The unique design challenges presented by guestroom TVs

(Design Directions)

As TVs in guestrooms have evolved, their role in the overall design of the room has also changed. Designers must be more aware of viewing angles, ideal viewing distance from a screen and access to peripherals.

Tim Hepworth, senior associate and colaboratory studio leader at EDG Interior Architecture and Design, said that the positioning of a TV in a guestroom depends on the location of the hotel, the size of the room and the brand. “Before we look at any technology, we carefully review those elements,” he said. The technology design takes shape after the company determines what, exactly, the hotel needs.

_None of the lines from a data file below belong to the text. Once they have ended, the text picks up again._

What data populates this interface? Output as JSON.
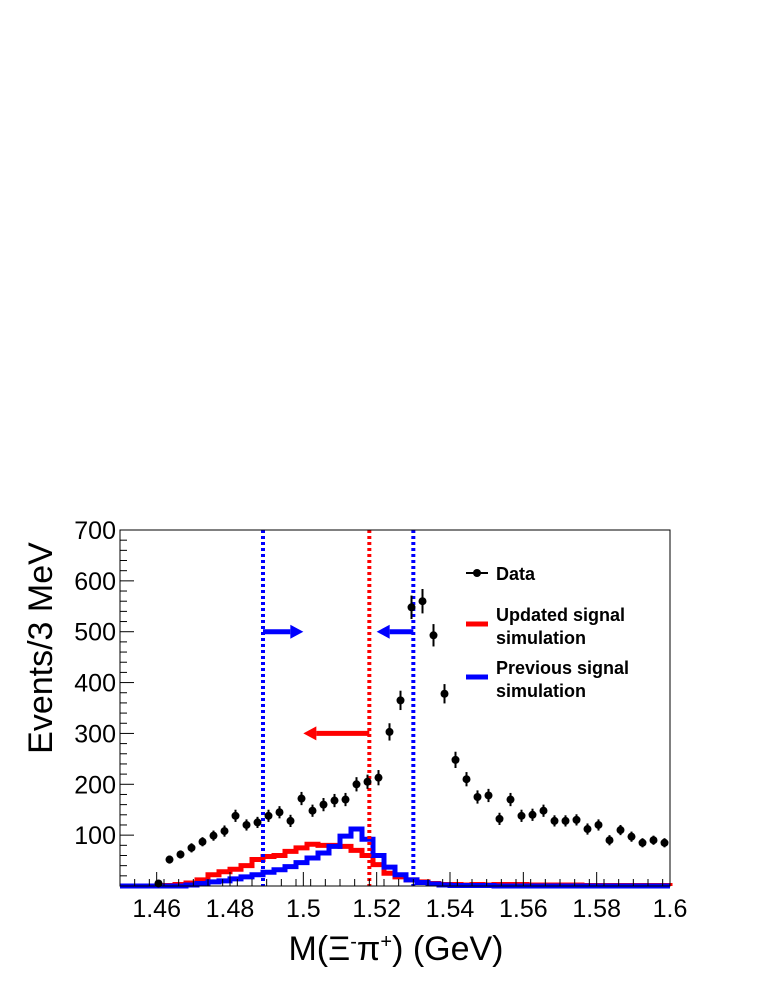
{
  "chart_data": {
    "type": "histogram",
    "xlabel_main": "M(Ξ",
    "xlabel_sup1": "-",
    "xlabel_pi": "π",
    "xlabel_sup2": "+",
    "xlabel_end": ") (GeV)",
    "ylabel": "Events/3 MeV",
    "xlim": [
      1.45,
      1.6
    ],
    "ylim": [
      0,
      700
    ],
    "x_ticks": [
      1.46,
      1.48,
      1.5,
      1.52,
      1.54,
      1.56,
      1.58,
      1.6
    ],
    "x_tick_labels": [
      "1.46",
      "1.48",
      "1.5",
      "1.52",
      "1.54",
      "1.56",
      "1.58",
      "1.6"
    ],
    "y_ticks": [
      100,
      200,
      300,
      400,
      500,
      600,
      700
    ],
    "y_tick_labels": [
      "100",
      "200",
      "300",
      "400",
      "500",
      "600",
      "700"
    ],
    "bin_edges": [
      1.45,
      1.453,
      1.456,
      1.459,
      1.462,
      1.465,
      1.468,
      1.471,
      1.474,
      1.477,
      1.48,
      1.483,
      1.486,
      1.489,
      1.492,
      1.495,
      1.498,
      1.501,
      1.504,
      1.507,
      1.51,
      1.513,
      1.516,
      1.519,
      1.522,
      1.525,
      1.528,
      1.531,
      1.534,
      1.537,
      1.54,
      1.543,
      1.546,
      1.549,
      1.552,
      1.555,
      1.558,
      1.561,
      1.564,
      1.567,
      1.57,
      1.573,
      1.576,
      1.579,
      1.582,
      1.585,
      1.588,
      1.591,
      1.594,
      1.597,
      1.6
    ],
    "series": [
      {
        "name": "Data",
        "kind": "points",
        "color": "#000000",
        "x": [
          1.4605,
          1.4635,
          1.4665,
          1.4695,
          1.4725,
          1.4755,
          1.4785,
          1.4815,
          1.4845,
          1.4875,
          1.4905,
          1.4935,
          1.4965,
          1.4995,
          1.5025,
          1.5055,
          1.5085,
          1.5115,
          1.5145,
          1.5175,
          1.5205,
          1.5235,
          1.5265,
          1.5295,
          1.5325,
          1.5355,
          1.5385,
          1.5415,
          1.5445,
          1.5475,
          1.5505,
          1.5535,
          1.5565,
          1.5595,
          1.5625,
          1.5655,
          1.5685,
          1.5715,
          1.5745,
          1.5775,
          1.5805,
          1.5835,
          1.5865,
          1.5895,
          1.5925,
          1.5955,
          1.5985
        ],
        "y": [
          5,
          52,
          62,
          75,
          87,
          99,
          108,
          138,
          120,
          125,
          138,
          145,
          128,
          172,
          148,
          160,
          168,
          170,
          200,
          205,
          213,
          303,
          365,
          548,
          560,
          493,
          378,
          248,
          210,
          175,
          178,
          132,
          170,
          138,
          140,
          148,
          128,
          128,
          130,
          112,
          120,
          90,
          110,
          97,
          85,
          90,
          85
        ],
        "err": [
          4,
          8,
          8,
          9,
          9,
          10,
          11,
          12,
          11,
          11,
          12,
          12,
          12,
          13,
          12,
          13,
          13,
          13,
          14,
          14,
          15,
          17,
          19,
          23,
          24,
          22,
          19,
          16,
          14,
          13,
          13,
          12,
          13,
          12,
          12,
          12,
          11,
          11,
          11,
          11,
          11,
          10,
          10,
          10,
          9,
          9,
          9
        ]
      },
      {
        "name": "Updated signal simulation",
        "kind": "hist",
        "color": "#ff0000",
        "values": [
          0,
          0,
          0,
          0,
          1,
          3,
          6,
          12,
          22,
          28,
          33,
          40,
          52,
          58,
          60,
          68,
          75,
          82,
          80,
          80,
          78,
          70,
          60,
          42,
          25,
          18,
          12,
          8,
          5,
          3,
          3,
          2,
          3,
          2,
          3,
          3,
          3,
          2,
          2,
          2,
          2,
          2,
          1,
          1,
          1,
          1,
          1,
          1,
          1,
          1
        ]
      },
      {
        "name": "Previous signal simulation",
        "kind": "hist",
        "color": "#0000ff",
        "values": [
          0,
          0,
          0,
          0,
          0,
          0,
          2,
          5,
          8,
          10,
          14,
          18,
          22,
          27,
          32,
          38,
          46,
          55,
          65,
          78,
          98,
          112,
          92,
          60,
          37,
          22,
          12,
          7,
          4,
          2,
          1,
          1,
          1,
          1,
          0,
          0,
          0,
          0,
          0,
          0,
          0,
          0,
          0,
          0,
          0,
          0,
          0,
          0,
          0,
          0
        ]
      }
    ],
    "cut_lines": [
      {
        "x": 1.489,
        "color": "#0000ff",
        "arrow_to": 1.5,
        "arrow_y": 500
      },
      {
        "x": 1.518,
        "color": "#ff0000",
        "arrow_to": 1.5,
        "arrow_y": 300
      },
      {
        "x": 1.53,
        "color": "#0000ff",
        "arrow_to": 1.52,
        "arrow_y": 500
      }
    ],
    "legend": {
      "position": "top-right",
      "entries": [
        {
          "lines": [
            "Data"
          ],
          "color": "#000000",
          "style": "marker"
        },
        {
          "lines": [
            "Updated signal",
            "simulation"
          ],
          "color": "#ff0000",
          "style": "line"
        },
        {
          "lines": [
            "Previous signal",
            "simulation"
          ],
          "color": "#0000ff",
          "style": "line"
        }
      ]
    }
  }
}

The TV, said Buddy McDowell, president of Georgia-based Design Directions International, is one of the first things his team considers when creating a guestroom. “There are two ways to do a TV in a standard room,” he said. “You either set it on a dresser or a chest, or you mount it on the wall.” Mounting directly on a wall, he added, is not advisable because the sound can carry to the adjacent room. “So what we normally do is build in a millwork piece, which may be done by the millwork or the casegoods manufacturer.” The TV can then be attached to the millwork piece, providing both a buffer for sound and a space where unsightly wires can be hidden.

“Some large-format smart TVs can really make a space look like a futuristic tech hub,” Hepworth said. “Some are designed to blend into the surroundings—hidden behind artwork or built-in. At the end of the day, it depends on the strategic plan for the hotel. We look for inventive solutions that blend it into the vision. We’ve used concealed TVs in a popup or behind a panel.”

Designs for Viewing

Hotels want to “ensure there is a clear view from [both] the bed and desk,” said Emily Morley, senior interior designer at ForrestPerkins. “One concern with increasing the size of the TVs is that we need to increase the viewing distance, if possible. For instance, for a 50-inch screen, the recommended distance from the viewer to the TV is 6 feet to 10 feet, whereas a 65-inch screen needs more [space].” Morley recommends as much as 13 feet for these larger screens.

On the other hand, guests shouldn’t be so far from the screen that they can’t see detail, either. “Normally, we don’t want anyone to be positioned more than 17 feet from the TV,” McDowell said. Fortunately, many hotel rooms are less than 15 feet wide—but suites or unusual configurations can present a challenge. “We’ve done suites where you have a living room and a bedroom, and in between, we put a millwork piece that housed the TV and the TV could rotate,” McDowell said. While this is a clever solution, he acknowledged that it presents its own challenges. “We obviously need to be concerned with what the backside of the TV looks like. You need to be able to camouflage wiring and components of the back of the TV so it’s presentable when the TV is facing the other direction.”